The remaining competitors include pro football player Jason Taylor, Olympic skater Kristi Yamaguchi, R&B singer Mario, and actors Shannon Elizabeth, Christian de la Fuente, Marlee Matlin, Priscilla Presley, and Marissa Jaret Winokur. Steve Guttenberg, Monica Seles, and Penn Jillette have already been eliminated.

An auction house in New York City has canceled the sale of recently discovered photographs by Diane Arbus.

A Brooklyn collector has sued the photographs' current owner, saying he didn't know the images were the famed photographer's work when he agreed to sell them for about $3,500.

The owner says in court papers the collector's claims "strain credulity."

Phillips de Pury & Co.'s Web site says Tuesday's auction was called off and a private sale is in the works.

A man who says he worked as a bodyguard for Lindsay Lohan has sued the actress and her company, claiming he is owed more than $55,000 in unpaid wages.

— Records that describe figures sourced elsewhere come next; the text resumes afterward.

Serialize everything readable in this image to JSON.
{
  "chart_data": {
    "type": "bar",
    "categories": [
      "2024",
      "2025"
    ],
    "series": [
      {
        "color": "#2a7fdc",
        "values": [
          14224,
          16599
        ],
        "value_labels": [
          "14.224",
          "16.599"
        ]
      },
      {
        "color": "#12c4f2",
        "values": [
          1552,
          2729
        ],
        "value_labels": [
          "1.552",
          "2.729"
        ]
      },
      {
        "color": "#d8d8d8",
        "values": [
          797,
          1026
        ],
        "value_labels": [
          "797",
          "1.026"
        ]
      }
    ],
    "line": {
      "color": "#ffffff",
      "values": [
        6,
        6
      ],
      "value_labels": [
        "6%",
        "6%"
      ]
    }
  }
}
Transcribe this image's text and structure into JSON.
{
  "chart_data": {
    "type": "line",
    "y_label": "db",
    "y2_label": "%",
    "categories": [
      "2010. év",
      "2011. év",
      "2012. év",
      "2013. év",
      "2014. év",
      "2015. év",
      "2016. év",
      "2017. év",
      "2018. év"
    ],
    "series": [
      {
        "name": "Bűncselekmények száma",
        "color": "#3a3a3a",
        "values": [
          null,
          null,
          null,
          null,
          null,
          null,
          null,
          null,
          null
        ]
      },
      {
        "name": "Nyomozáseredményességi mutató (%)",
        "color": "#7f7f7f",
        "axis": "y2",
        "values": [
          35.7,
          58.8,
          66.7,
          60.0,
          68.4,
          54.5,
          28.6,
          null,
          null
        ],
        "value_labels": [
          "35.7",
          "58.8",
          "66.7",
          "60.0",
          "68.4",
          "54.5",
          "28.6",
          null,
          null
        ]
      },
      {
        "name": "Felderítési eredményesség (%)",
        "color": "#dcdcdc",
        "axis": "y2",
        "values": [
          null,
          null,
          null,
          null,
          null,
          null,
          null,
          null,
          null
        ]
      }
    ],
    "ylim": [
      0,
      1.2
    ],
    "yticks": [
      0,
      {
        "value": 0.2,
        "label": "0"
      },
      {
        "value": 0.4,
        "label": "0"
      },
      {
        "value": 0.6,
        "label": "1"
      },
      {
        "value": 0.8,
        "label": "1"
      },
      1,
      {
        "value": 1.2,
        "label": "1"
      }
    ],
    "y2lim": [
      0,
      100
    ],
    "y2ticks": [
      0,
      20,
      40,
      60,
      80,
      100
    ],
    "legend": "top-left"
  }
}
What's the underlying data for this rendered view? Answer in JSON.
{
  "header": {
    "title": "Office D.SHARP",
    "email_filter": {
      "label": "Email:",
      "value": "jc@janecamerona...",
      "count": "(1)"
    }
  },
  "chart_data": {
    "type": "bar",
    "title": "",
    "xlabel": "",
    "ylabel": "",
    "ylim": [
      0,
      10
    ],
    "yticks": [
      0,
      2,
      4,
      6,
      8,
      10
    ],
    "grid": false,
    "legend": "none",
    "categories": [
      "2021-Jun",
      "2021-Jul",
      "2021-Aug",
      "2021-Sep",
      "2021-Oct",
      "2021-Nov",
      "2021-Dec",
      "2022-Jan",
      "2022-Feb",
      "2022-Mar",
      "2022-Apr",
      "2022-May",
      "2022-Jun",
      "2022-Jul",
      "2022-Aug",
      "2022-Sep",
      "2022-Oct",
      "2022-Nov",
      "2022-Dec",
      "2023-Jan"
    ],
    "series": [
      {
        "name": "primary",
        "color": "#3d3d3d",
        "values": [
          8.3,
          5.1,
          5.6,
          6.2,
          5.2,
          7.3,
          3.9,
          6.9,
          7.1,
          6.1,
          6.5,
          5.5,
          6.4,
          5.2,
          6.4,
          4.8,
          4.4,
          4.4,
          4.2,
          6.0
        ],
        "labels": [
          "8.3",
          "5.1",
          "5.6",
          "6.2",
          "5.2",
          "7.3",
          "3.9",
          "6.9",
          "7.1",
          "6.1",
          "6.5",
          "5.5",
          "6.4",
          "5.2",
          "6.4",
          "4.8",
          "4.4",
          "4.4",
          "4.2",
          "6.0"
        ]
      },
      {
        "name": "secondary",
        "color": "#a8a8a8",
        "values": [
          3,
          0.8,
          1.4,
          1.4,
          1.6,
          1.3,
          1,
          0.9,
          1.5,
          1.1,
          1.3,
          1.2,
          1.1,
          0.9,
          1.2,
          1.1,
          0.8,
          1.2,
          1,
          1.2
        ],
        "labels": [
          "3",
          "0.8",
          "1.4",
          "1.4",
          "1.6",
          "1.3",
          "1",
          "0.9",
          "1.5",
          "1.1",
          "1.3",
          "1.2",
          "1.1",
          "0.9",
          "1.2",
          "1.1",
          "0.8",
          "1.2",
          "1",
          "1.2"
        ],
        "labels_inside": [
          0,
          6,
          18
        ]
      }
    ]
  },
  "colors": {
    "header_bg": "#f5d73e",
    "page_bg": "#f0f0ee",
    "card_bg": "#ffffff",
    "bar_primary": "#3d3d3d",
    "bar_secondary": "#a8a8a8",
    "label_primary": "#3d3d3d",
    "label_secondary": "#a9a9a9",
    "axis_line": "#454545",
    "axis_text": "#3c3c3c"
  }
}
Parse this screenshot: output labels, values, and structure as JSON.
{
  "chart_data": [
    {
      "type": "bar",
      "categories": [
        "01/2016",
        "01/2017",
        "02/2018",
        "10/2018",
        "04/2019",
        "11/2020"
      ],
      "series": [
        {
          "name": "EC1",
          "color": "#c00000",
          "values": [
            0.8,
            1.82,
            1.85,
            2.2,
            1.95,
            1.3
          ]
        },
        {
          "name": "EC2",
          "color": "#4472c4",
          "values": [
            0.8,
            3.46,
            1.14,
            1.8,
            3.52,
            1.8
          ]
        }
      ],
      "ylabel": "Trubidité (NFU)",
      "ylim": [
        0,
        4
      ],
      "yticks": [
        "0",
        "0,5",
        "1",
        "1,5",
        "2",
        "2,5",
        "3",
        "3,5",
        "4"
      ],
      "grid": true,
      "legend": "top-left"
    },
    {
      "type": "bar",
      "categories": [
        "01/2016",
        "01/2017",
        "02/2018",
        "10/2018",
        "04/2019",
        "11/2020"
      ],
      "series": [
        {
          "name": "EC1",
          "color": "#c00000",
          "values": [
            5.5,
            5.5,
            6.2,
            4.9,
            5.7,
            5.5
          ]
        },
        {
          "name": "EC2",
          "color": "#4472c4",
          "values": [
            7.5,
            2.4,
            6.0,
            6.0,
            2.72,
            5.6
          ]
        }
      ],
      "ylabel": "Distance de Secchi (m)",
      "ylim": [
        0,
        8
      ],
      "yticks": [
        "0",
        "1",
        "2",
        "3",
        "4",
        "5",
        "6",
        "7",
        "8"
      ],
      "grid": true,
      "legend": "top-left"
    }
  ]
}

David Kim filed a lawsuit Monday in Los Angeles Superior Court, alleging the star employed him for 19 weeks then refused to pay him.

In court papers, Kim claimed breach of oral contract and violation of four California labor codes, in addition to fraud and infliction of emotional distress. The lawsuit claimed Kim was hired from October, 2006, until March, 2007, by Lohan, 21, and her agents or employees based on "various oral representations and text messages."

Kim said his duties included protecting Lohan from fans and the paparazzi, accompanying her to industry events and obtaining VIP tables at clubs and concerts.

Kim also claimed he arranged additional security at various concerts at his own expense.

Gossip maven Perez Hilton will soon be dishing it up on the airwaves as well as in the blogosphere.

The celebrity blogger, whose real name is Mario Lavandeira, will be the star of twice-daily radio minishows that begins broadcasting on May 5, the Wall Street Journal reported yesterday on its Web site.

"It will hopefully introduce me, potentially, to a whole new audience," Hilton said.

The three-minute-long radio shows will air during morning and evening drive times in Los Angeles, New York, Chicago, and other big cities, with more markets planned for the next few months, the paper reported.

The show, Radio Perez, represents another step toward media ubiquity for the blogger, whose Web site routinely posts salacious details about gossip targets such as Britney Spears and Lindsay Lohan.

A feature film featuring Hilton is due out this summer.

and a book by the blogger is in the works. Warner Bros. Records and Hilton are also reportedly negotiating a development deal that would make him an executive on the label.

"Radio Perez" is the first offering from the newly established "C" Student Entertainment Corp., the Journal reported. The company was created by former Premiere Radio Networks chief Steve Lehman and Andy Schuon, former head of programming at MTV and other cable stations and at Infinity Broadcasting, now CBS Radio.

E-mails seeking comment from Hilton and Schuon early Wednesday were not immediately returned. No phone listing was available for "C" Student Entertainment.